Some accounts also use exactly the same pictures; I guess that recognizing
those cases without resorting to a third party solution would be possible too.

------
easy_rider
People obviously still have a romanticized image of dating sites. Having
worked for 2 years at an adult dating/advertisement company, let me wake you
people up. Badoo's billing struck me as ingenious, but still a sham, like 95%
of the online dating world. However, my line of work was in adult-dating so
that's a whole different ballgame of faking and scamming. They hired me for
doing "billing" . I was like "ok" yeah I have experience with implementing
payment modules and such in e-commerce, been doing that forever... Like to
these people, it was magic. And what they considered "billing" was basically
acquisition or conversion through on-page shams and tricks. It had little to
do with connecting API's:

A lot of fine print and cross-selling, up-selling. The same biller allowed to
use different descriptors on the creditcard statement to reduce
chargebacks.... API's in (adult)dating, like anything else seem to have come
back from time in Marty McFly's Delorean.

Still, the majority of dating sites are just a sham. Most of them copies (or..
"white labels" as they like to call them).
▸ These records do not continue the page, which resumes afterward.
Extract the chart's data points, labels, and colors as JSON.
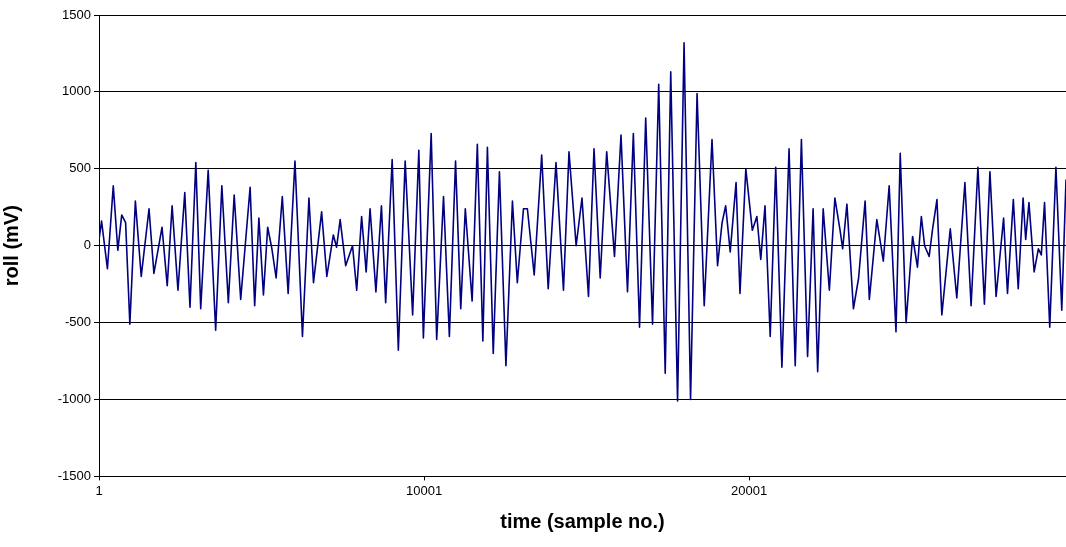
{
  "chart_data": {
    "type": "line",
    "xlabel": "time (sample no.)",
    "ylabel": "roll (mV)",
    "color": "#000080",
    "marker": "none",
    "grid": "y",
    "legend": false,
    "xlim": [
      1,
      29750
    ],
    "ylim": [
      -1500,
      1500
    ],
    "xticks": [
      1,
      10001,
      20001
    ],
    "yticks": [
      -1500,
      -1000,
      -500,
      0,
      500,
      1000,
      1500
    ],
    "x": [
      1,
      80,
      260,
      440,
      580,
      700,
      820,
      950,
      1120,
      1300,
      1540,
      1690,
      1940,
      2100,
      2250,
      2430,
      2640,
      2800,
      2980,
      3130,
      3360,
      3590,
      3780,
      3980,
      4160,
      4360,
      4650,
      4790,
      4920,
      5060,
      5190,
      5320,
      5450,
      5640,
      5820,
      6030,
      6260,
      6460,
      6600,
      6850,
      7010,
      7210,
      7310,
      7420,
      7590,
      7800,
      7930,
      8080,
      8220,
      8340,
      8520,
      8690,
      8820,
      9020,
      9210,
      9420,
      9650,
      9840,
      9980,
      10220,
      10390,
      10600,
      10780,
      10970,
      11130,
      11270,
      11480,
      11640,
      11810,
      11950,
      12130,
      12320,
      12520,
      12720,
      12870,
      13060,
      13180,
      13390,
      13620,
      13820,
      14060,
      14290,
      14460,
      14680,
      14860,
      15060,
      15230,
      15420,
      15620,
      15860,
      16060,
      16260,
      16440,
      16630,
      16820,
      17030,
      17220,
      17420,
      17590,
      17800,
      18000,
      18200,
      18400,
      18620,
      18860,
      19030,
      19170,
      19280,
      19420,
      19600,
      19720,
      19900,
      20100,
      20240,
      20360,
      20490,
      20650,
      20820,
      21010,
      21230,
      21420,
      21610,
      21800,
      21970,
      22110,
      22280,
      22470,
      22640,
      22800,
      22880,
      23010,
      23210,
      23370,
      23570,
      23700,
      23930,
      24130,
      24310,
      24520,
      24650,
      24830,
      25030,
      25180,
      25300,
      25400,
      25540,
      25640,
      25780,
      25930,
      26190,
      26390,
      26640,
      26830,
      27040,
      27240,
      27410,
      27600,
      27830,
      27950,
      28130,
      28280,
      28430,
      28510,
      28610,
      28770,
      28900,
      28990,
      29090,
      29250,
      29440,
      29620,
      29750
    ],
    "values": [
      40,
      160,
      -150,
      390,
      -30,
      200,
      150,
      -510,
      290,
      -200,
      240,
      -180,
      120,
      -260,
      260,
      -290,
      345,
      -400,
      540,
      -410,
      490,
      -550,
      390,
      -370,
      330,
      -350,
      380,
      -390,
      180,
      -320,
      120,
      -20,
      -210,
      320,
      -310,
      550,
      -590,
      310,
      -240,
      220,
      -200,
      70,
      -10,
      170,
      -130,
      0,
      -290,
      190,
      -170,
      240,
      -300,
      260,
      -370,
      560,
      -680,
      550,
      -450,
      620,
      -600,
      730,
      -610,
      320,
      -590,
      550,
      -410,
      240,
      -360,
      660,
      -620,
      640,
      -700,
      480,
      -780,
      290,
      -240,
      240,
      240,
      -190,
      590,
      -280,
      540,
      -290,
      610,
      0,
      310,
      -330,
      630,
      -210,
      610,
      -70,
      720,
      -300,
      730,
      -530,
      830,
      -510,
      1050,
      -830,
      1130,
      -1010,
      1320,
      -1000,
      990,
      -390,
      690,
      -130,
      150,
      260,
      -40,
      410,
      -310,
      500,
      100,
      190,
      -90,
      260,
      -590,
      510,
      -790,
      630,
      -780,
      690,
      -720,
      240,
      -820,
      240,
      -290,
      310,
      100,
      -20,
      270,
      -410,
      -210,
      290,
      -350,
      170,
      -100,
      390,
      -560,
      600,
      -500,
      60,
      -140,
      190,
      0,
      -70,
      100,
      300,
      -450,
      110,
      -340,
      410,
      -390,
      510,
      -380,
      480,
      -330,
      180,
      -310,
      300,
      -280,
      310,
      40,
      280,
      -170,
      -20,
      -60,
      280,
      -530,
      510,
      -420,
      430
    ]
  }
}
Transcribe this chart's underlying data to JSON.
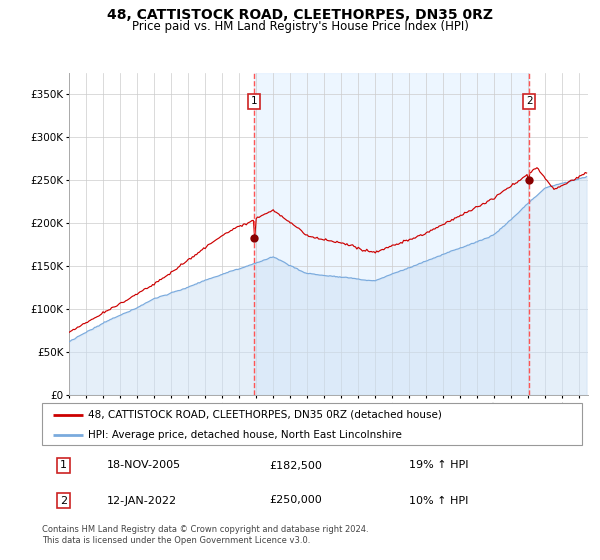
{
  "title": "48, CATTISTOCK ROAD, CLEETHORPES, DN35 0RZ",
  "subtitle": "Price paid vs. HM Land Registry's House Price Index (HPI)",
  "ylabel_ticks": [
    "£0",
    "£50K",
    "£100K",
    "£150K",
    "£200K",
    "£250K",
    "£300K",
    "£350K"
  ],
  "ytick_values": [
    0,
    50000,
    100000,
    150000,
    200000,
    250000,
    300000,
    350000
  ],
  "ylim": [
    0,
    375000
  ],
  "xlim_start": 1995.0,
  "xlim_end": 2025.5,
  "sale1_date": 2005.88,
  "sale1_price": 182500,
  "sale2_date": 2022.04,
  "sale2_price": 250000,
  "legend_line1": "48, CATTISTOCK ROAD, CLEETHORPES, DN35 0RZ (detached house)",
  "legend_line2": "HPI: Average price, detached house, North East Lincolnshire",
  "table_row1": [
    "1",
    "18-NOV-2005",
    "£182,500",
    "19% ↑ HPI"
  ],
  "table_row2": [
    "2",
    "12-JAN-2022",
    "£250,000",
    "10% ↑ HPI"
  ],
  "footer": "Contains HM Land Registry data © Crown copyright and database right 2024.\nThis data is licensed under the Open Government Licence v3.0.",
  "line_color_red": "#cc0000",
  "line_color_blue": "#7aaadd",
  "fill_color_blue": "#cce0f5",
  "grid_color": "#cccccc",
  "vline_color": "#ff5555",
  "sale_marker_color": "#880000",
  "box_edge_color": "#cc2222",
  "span_color": "#ddeeff",
  "title_fontsize": 10,
  "subtitle_fontsize": 8.5
}
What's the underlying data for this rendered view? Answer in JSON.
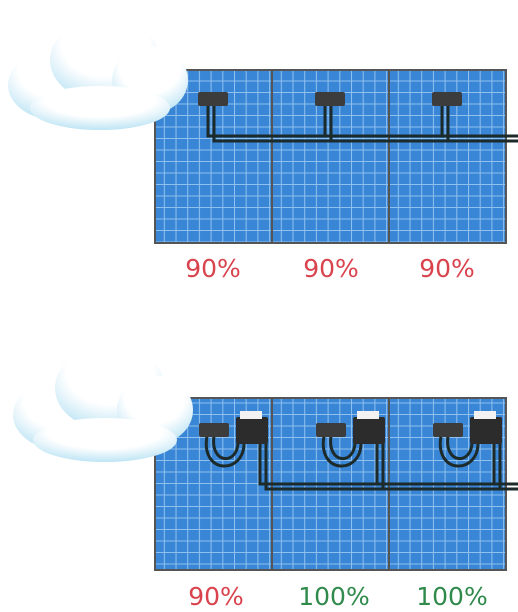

Don't you guys know "Twoo.com" ? iz
like exactly the same as Badoo..

Actually, on-site scammers - they usually give you a phone number from the
Philippines - are great because they provide the only "real" (as in human)
interaction with the users.

Still Badoo relies heavily on fake profiles and automated actions. I myself
have been implementing such "angel" features in an adult-dating platform.
Morally abject, didn't really like it except I took it on to learn NodeJS and
hopefully get something out of the equity deal and use my money for something
good.

Badoo (and any other of such) basically pleads with you when you're not a
subscriber: They start mailing you profile visits ("someone is checking you
out") or you get random "likes you" from cute 18-19 y old girls.
Intermediately you get spammed with what we call the "special offers".
Discount ledgers or "sign up before dd/mm and get x% off" e-mails. Yes you're
a real popular guy at Badoo if you don't have any cash. You will even get some
replies on your messages if you don't pay.

Become a subscriber and bamboozle, all the mailings stop, interaction
basically dies down. Now you're such unpopular wow?? such amaze.. how did that
happen. Now that they've made billing convenient for you, you start doing
micro payments for popularity.

Alright, enough of this... I put $100 in this site, and not giving me any ROI.
I get better ROI at the titty bar.... better unsubscribe... Oh wow, why did I
do that, seems like all the girls are checking me out just now that I stopped
billing. wtf??? seriously :P

The only real real dating site I've encountered in this age, is OkCupid! And
i'm pretty darn sure that they also juice up their listings (as far as
activity goes). although they do not need it as much, and I've actually had
some real interactions on OkCupid!

So who's getting laid? It's basically a threesome between the sites, PSP's and
Creditcard company's. They all hang out at some trusted mansion on Cyprus and
have sweet phone-sex with their bank in Zurich.